Arctic aerosols, and their radiation and cloud interactions, are key factors in the changing Arctic climate. Still though, many details about their sources, hygroscopic properties, and cloud interactions are not well understood. In this work, we provide results from two field studies conducted at the high Arctic site Villum Research Station. One field study was carried out in the spring to early summer of 2016, while the other study was conducted from summer to autumn of the same year. During these field studies, particle hygroscopic growth factors and CCN properties were measured. Based on other studies, we expect peak supersaturations of about 0.3 %–0.4 % to occur in Arctic clouds. This yields actual ambient average CCN concentrations of 85–92 and 48–53 cm⁻³ during the spring and summer measurement period, respectively. The corresponding Dp_crit at 0.3 %–0.4 % SS was approximately 68–80 nm, showing that accumulation-mode aerosols are more important for the CCN population compared to nucleation- and Aitken-mode aerosols. These results can be used directly in model parameterization. During spring, accumulation-mode aerosols originated mostly from long-range transport and Arctic haze. During summer, the concentration of accumulation-mode aerosols was generally low, and we cannot present a clear indication of their origin. Sea salt influences seem to be low, and only weak indications of primary marine organic particles were observed in the combined analysis of HGF and CCN measurements.

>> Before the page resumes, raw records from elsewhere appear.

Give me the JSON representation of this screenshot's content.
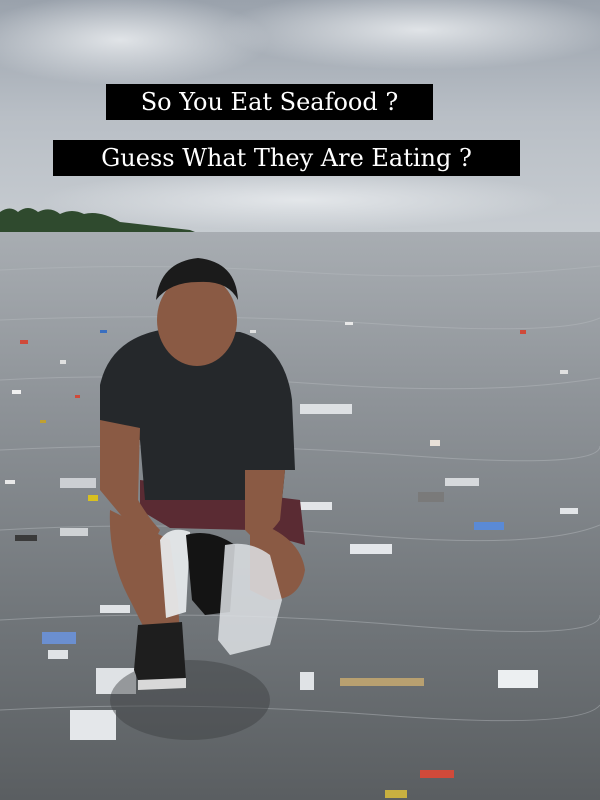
{
  "caption": {
    "line1": "So You Eat Seafood ?",
    "line2": "Guess What They Are Eating ?"
  }
}
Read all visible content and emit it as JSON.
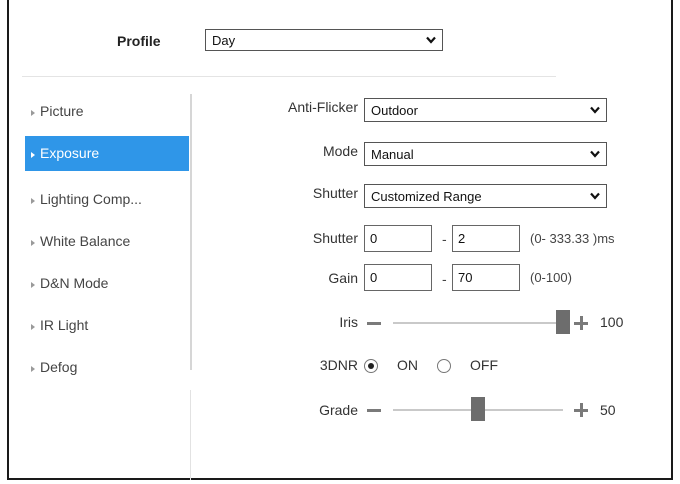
{
  "profile": {
    "label": "Profile",
    "value": "Day"
  },
  "sidebar": {
    "items": [
      {
        "label": "Picture",
        "active": false
      },
      {
        "label": "Exposure",
        "active": true
      },
      {
        "label": "Lighting Comp...",
        "active": false
      },
      {
        "label": "White Balance",
        "active": false
      },
      {
        "label": "D&N Mode",
        "active": false
      },
      {
        "label": "IR Light",
        "active": false
      },
      {
        "label": "Defog",
        "active": false
      }
    ]
  },
  "exposure": {
    "anti_flicker": {
      "label": "Anti-Flicker",
      "value": "Outdoor"
    },
    "mode": {
      "label": "Mode",
      "value": "Manual"
    },
    "shutter_mode": {
      "label": "Shutter",
      "value": "Customized Range"
    },
    "shutter_range": {
      "label": "Shutter",
      "min": "0",
      "dash": "-",
      "max": "2",
      "hint": "(0- 333.33 )ms"
    },
    "gain_range": {
      "label": "Gain",
      "min": "0",
      "dash": "-",
      "max": "70",
      "hint": "(0-100)"
    },
    "iris": {
      "label": "Iris",
      "value": "100",
      "level": 1.0
    },
    "dnr": {
      "label": "3DNR",
      "on_label": "ON",
      "off_label": "OFF",
      "selected": "ON"
    },
    "grade": {
      "label": "Grade",
      "value": "50",
      "level": 0.5
    }
  },
  "colors": {
    "accent": "#2f96e8",
    "slider_thumb": "#6d6d6d",
    "track": "#c9c9c9"
  },
  "icons": {
    "dropdown": "chevron-down-icon",
    "sidebar_bullet": "caret-right-icon",
    "slider_minus": "minus-icon",
    "slider_plus": "plus-icon"
  }
}
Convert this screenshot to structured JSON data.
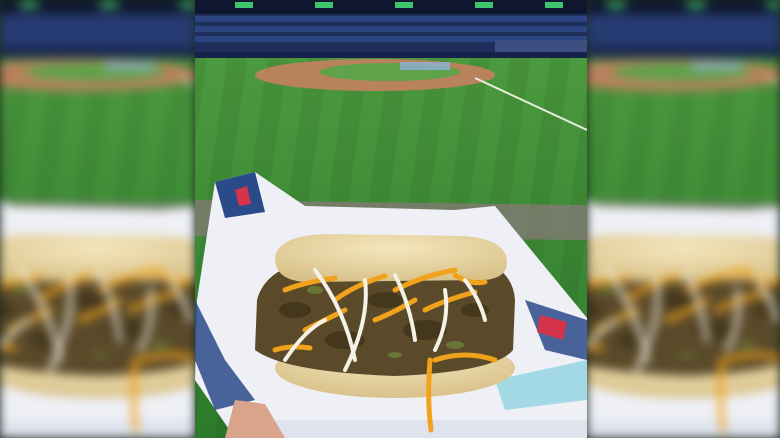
{
  "image": {
    "type": "photo",
    "layout": "vertical-photo-centered-with-blurred-side-fill",
    "colors": {
      "grass": "#3f8a35",
      "grass_dark": "#2f6f2a",
      "infield_dirt": "#b8825c",
      "stands": "#273a6a",
      "bun": "#e8d7a8",
      "cheese_orange": "#f0a21c",
      "cheese_white": "#f4f1e6",
      "shredded_meat": "#5a4a2a",
      "wrapper": "#eef0f6",
      "wrapper_accent": "#2a4a8a",
      "wrapper_red": "#d4334a"
    }
  }
}
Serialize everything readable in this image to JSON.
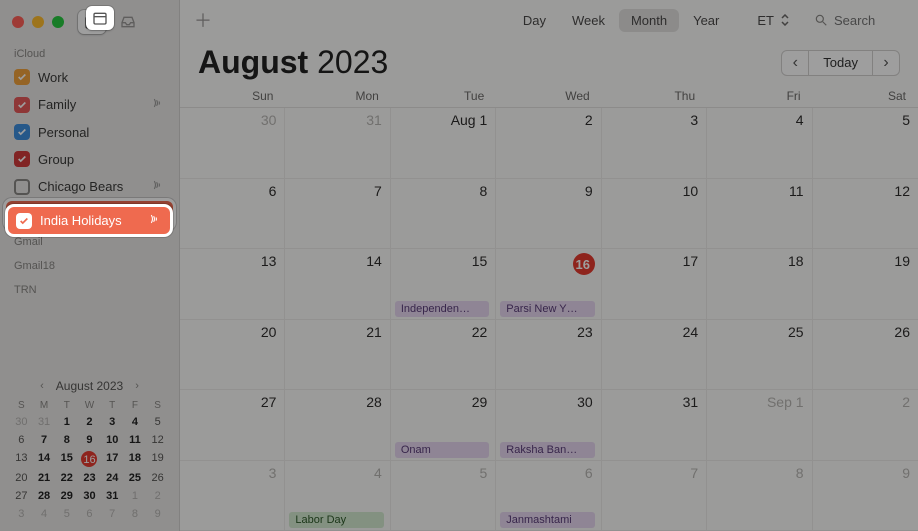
{
  "window": {
    "title": "Calendar"
  },
  "sidebar": {
    "sections": [
      {
        "label": "iCloud",
        "items": [
          {
            "name": "Work",
            "color": "#f0a23c",
            "checked": true,
            "shared": false
          },
          {
            "name": "Family",
            "color": "#e65a5a",
            "checked": true,
            "shared": true
          },
          {
            "name": "Personal",
            "color": "#3e8ede",
            "checked": true,
            "shared": false
          },
          {
            "name": "Group",
            "color": "#d13a3a",
            "checked": true,
            "shared": false
          },
          {
            "name": "Chicago Bears",
            "color": "#8a8885",
            "checked": false,
            "shared": true
          },
          {
            "name": "India Holidays",
            "color": "#ef6a4f",
            "checked": true,
            "shared": true,
            "selected": true
          }
        ]
      },
      {
        "label": "Gmail",
        "items": []
      },
      {
        "label": "Gmail18",
        "items": []
      },
      {
        "label": "TRN",
        "items": []
      }
    ]
  },
  "mini_calendar": {
    "title": "August 2023",
    "dow": [
      "S",
      "M",
      "T",
      "W",
      "T",
      "F",
      "S"
    ],
    "weeks": [
      [
        {
          "n": 30,
          "muted": true
        },
        {
          "n": 31,
          "muted": true
        },
        {
          "n": 1,
          "bold": true
        },
        {
          "n": 2,
          "bold": true
        },
        {
          "n": 3,
          "bold": true
        },
        {
          "n": 4,
          "bold": true
        },
        {
          "n": 5
        }
      ],
      [
        {
          "n": 6
        },
        {
          "n": 7,
          "bold": true
        },
        {
          "n": 8,
          "bold": true
        },
        {
          "n": 9,
          "bold": true
        },
        {
          "n": 10,
          "bold": true
        },
        {
          "n": 11,
          "bold": true
        },
        {
          "n": 12
        }
      ],
      [
        {
          "n": 13
        },
        {
          "n": 14,
          "bold": true
        },
        {
          "n": 15,
          "bold": true
        },
        {
          "n": 16,
          "today": true
        },
        {
          "n": 17,
          "bold": true
        },
        {
          "n": 18,
          "bold": true
        },
        {
          "n": 19
        }
      ],
      [
        {
          "n": 20
        },
        {
          "n": 21,
          "bold": true
        },
        {
          "n": 22,
          "bold": true
        },
        {
          "n": 23,
          "bold": true
        },
        {
          "n": 24,
          "bold": true
        },
        {
          "n": 25,
          "bold": true
        },
        {
          "n": 26
        }
      ],
      [
        {
          "n": 27
        },
        {
          "n": 28,
          "bold": true
        },
        {
          "n": 29,
          "bold": true
        },
        {
          "n": 30,
          "bold": true
        },
        {
          "n": 31,
          "bold": true
        },
        {
          "n": 1,
          "muted": true
        },
        {
          "n": 2,
          "muted": true
        }
      ],
      [
        {
          "n": 3,
          "muted": true
        },
        {
          "n": 4,
          "muted": true
        },
        {
          "n": 5,
          "muted": true
        },
        {
          "n": 6,
          "muted": true
        },
        {
          "n": 7,
          "muted": true
        },
        {
          "n": 8,
          "muted": true
        },
        {
          "n": 9,
          "muted": true
        }
      ]
    ]
  },
  "topbar": {
    "views": {
      "day": "Day",
      "week": "Week",
      "month": "Month",
      "year": "Year",
      "active": "Month"
    },
    "timezone": "ET",
    "search_placeholder": "Search"
  },
  "header": {
    "month": "August",
    "year": "2023",
    "today_label": "Today"
  },
  "dow": [
    "Sun",
    "Mon",
    "Tue",
    "Wed",
    "Thu",
    "Fri",
    "Sat"
  ],
  "cells": [
    {
      "label": "30",
      "muted": true
    },
    {
      "label": "31",
      "muted": true
    },
    {
      "label": "Aug 1"
    },
    {
      "label": "2"
    },
    {
      "label": "3"
    },
    {
      "label": "4"
    },
    {
      "label": "5"
    },
    {
      "label": "6"
    },
    {
      "label": "7"
    },
    {
      "label": "8"
    },
    {
      "label": "9"
    },
    {
      "label": "10"
    },
    {
      "label": "11"
    },
    {
      "label": "12"
    },
    {
      "label": "13"
    },
    {
      "label": "14"
    },
    {
      "label": "15",
      "events": [
        {
          "t": "Independen…",
          "c": "purple"
        }
      ]
    },
    {
      "label": "16",
      "today": true,
      "events": [
        {
          "t": "Parsi New Y…",
          "c": "purple"
        }
      ]
    },
    {
      "label": "17"
    },
    {
      "label": "18"
    },
    {
      "label": "19"
    },
    {
      "label": "20"
    },
    {
      "label": "21"
    },
    {
      "label": "22"
    },
    {
      "label": "23"
    },
    {
      "label": "24"
    },
    {
      "label": "25"
    },
    {
      "label": "26"
    },
    {
      "label": "27"
    },
    {
      "label": "28"
    },
    {
      "label": "29",
      "events": [
        {
          "t": "Onam",
          "c": "purple"
        }
      ]
    },
    {
      "label": "30",
      "events": [
        {
          "t": "Raksha Ban…",
          "c": "purple"
        }
      ]
    },
    {
      "label": "31"
    },
    {
      "label": "Sep 1",
      "muted": true
    },
    {
      "label": "2",
      "muted": true
    },
    {
      "label": "3",
      "muted": true
    },
    {
      "label": "4",
      "muted": true,
      "events": [
        {
          "t": "Labor Day",
          "c": "green"
        }
      ]
    },
    {
      "label": "5",
      "muted": true
    },
    {
      "label": "6",
      "muted": true,
      "events": [
        {
          "t": "Janmashtami",
          "c": "purple"
        }
      ]
    },
    {
      "label": "7",
      "muted": true
    },
    {
      "label": "8",
      "muted": true
    },
    {
      "label": "9",
      "muted": true
    }
  ]
}
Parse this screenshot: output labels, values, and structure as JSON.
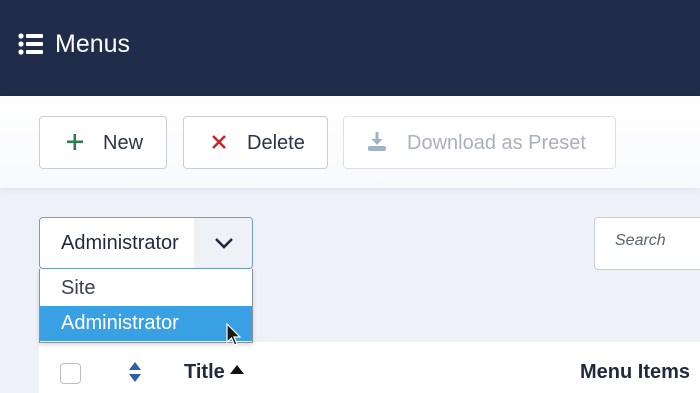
{
  "header": {
    "title": "Menus",
    "icon": "list-icon",
    "bg_color": "#1f2d4a"
  },
  "toolbar": {
    "new_label": "New",
    "delete_label": "Delete",
    "preset_label": "Download as Preset",
    "new_icon_color": "#2e7d4f",
    "delete_icon_color": "#c62828"
  },
  "filter": {
    "selected": "Administrator",
    "options": [
      "Site",
      "Administrator"
    ],
    "highlight_color": "#3aa0e4"
  },
  "search": {
    "placeholder": "Search"
  },
  "table": {
    "columns": {
      "title": "Title",
      "menu_items": "Menu Items"
    }
  }
}
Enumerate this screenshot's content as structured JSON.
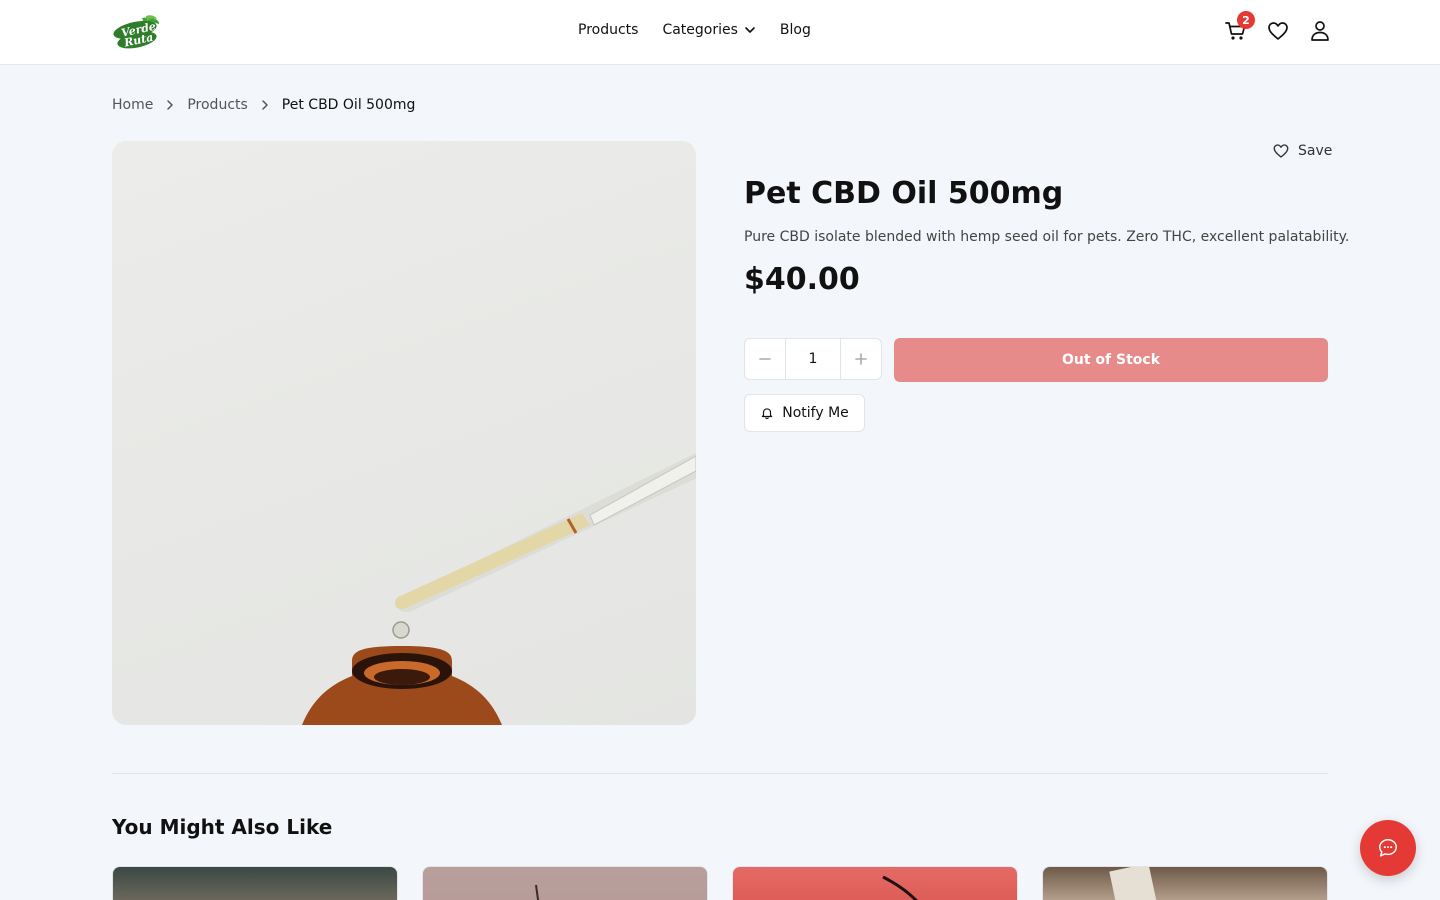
{
  "brand": {
    "logo_text": "Verde Ruta",
    "accent": "#e53935",
    "green": "#3a8a2e"
  },
  "nav": {
    "products": "Products",
    "categories": "Categories",
    "blog": "Blog"
  },
  "header": {
    "cart_count": "2",
    "icons": [
      "cart-icon",
      "heart-icon",
      "user-icon"
    ]
  },
  "breadcrumb": {
    "home": "Home",
    "products": "Products",
    "current": "Pet CBD Oil 500mg"
  },
  "product": {
    "save_label": "Save",
    "title": "Pet CBD Oil 500mg",
    "description": "Pure CBD isolate blended with hemp seed oil for pets. Zero THC, excellent palatability.",
    "price": "$40.00",
    "quantity": "1",
    "stock_button": "Out of Stock",
    "notify_label": "Notify Me"
  },
  "related": {
    "title": "You Might Also Like"
  }
}
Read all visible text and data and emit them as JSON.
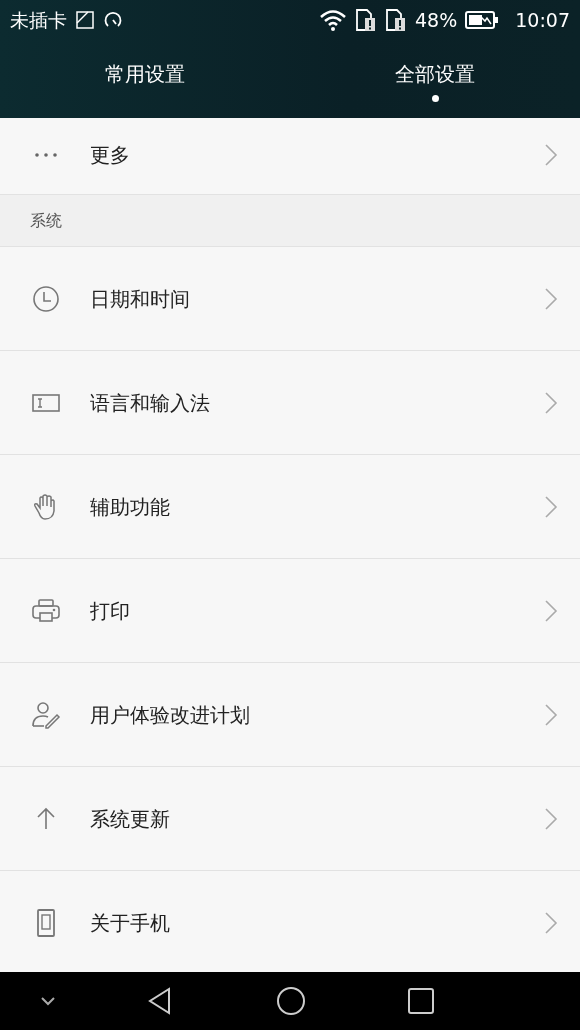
{
  "status_bar": {
    "carrier": "未插卡",
    "battery": "48%",
    "time": "10:07"
  },
  "tabs": [
    {
      "label": "常用设置",
      "selected": false
    },
    {
      "label": "全部设置",
      "selected": true
    }
  ],
  "list": [
    {
      "kind": "row",
      "label": "更多"
    },
    {
      "kind": "header",
      "label": "系统"
    },
    {
      "kind": "row",
      "label": "日期和时间"
    },
    {
      "kind": "row",
      "label": "语言和输入法"
    },
    {
      "kind": "row",
      "label": "辅助功能"
    },
    {
      "kind": "row",
      "label": "打印"
    },
    {
      "kind": "row",
      "label": "用户体验改进计划"
    },
    {
      "kind": "row",
      "label": "系统更新"
    },
    {
      "kind": "row",
      "label": "关于手机"
    }
  ]
}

The ambient aerosol appears to be influenced by a multitude of sources during summer. Based on other studies of the impact of hygroscopic properties on radiative forcing in the high Arctic, the hygroscopic properties at Villum very likely result in direct aerosol–radiation interactions that lead to atmospheric cooling, especially in the spring period. Future studies, combining several additional methods, could further clarify the role of marine gels from the sea surface microlayer in CCN concentration and aerosol hygroscopic growth in the radiation balance in the high Arctic atmosphere. Targeted chemical and morphological analysis for marine gels on aerosol filter samples, aerosol scattering, or online aerosol composition measurements of the submicrometer aerosol could be relevant tools to further clarify open questions about the climate-relevant role of Arctic aerosols.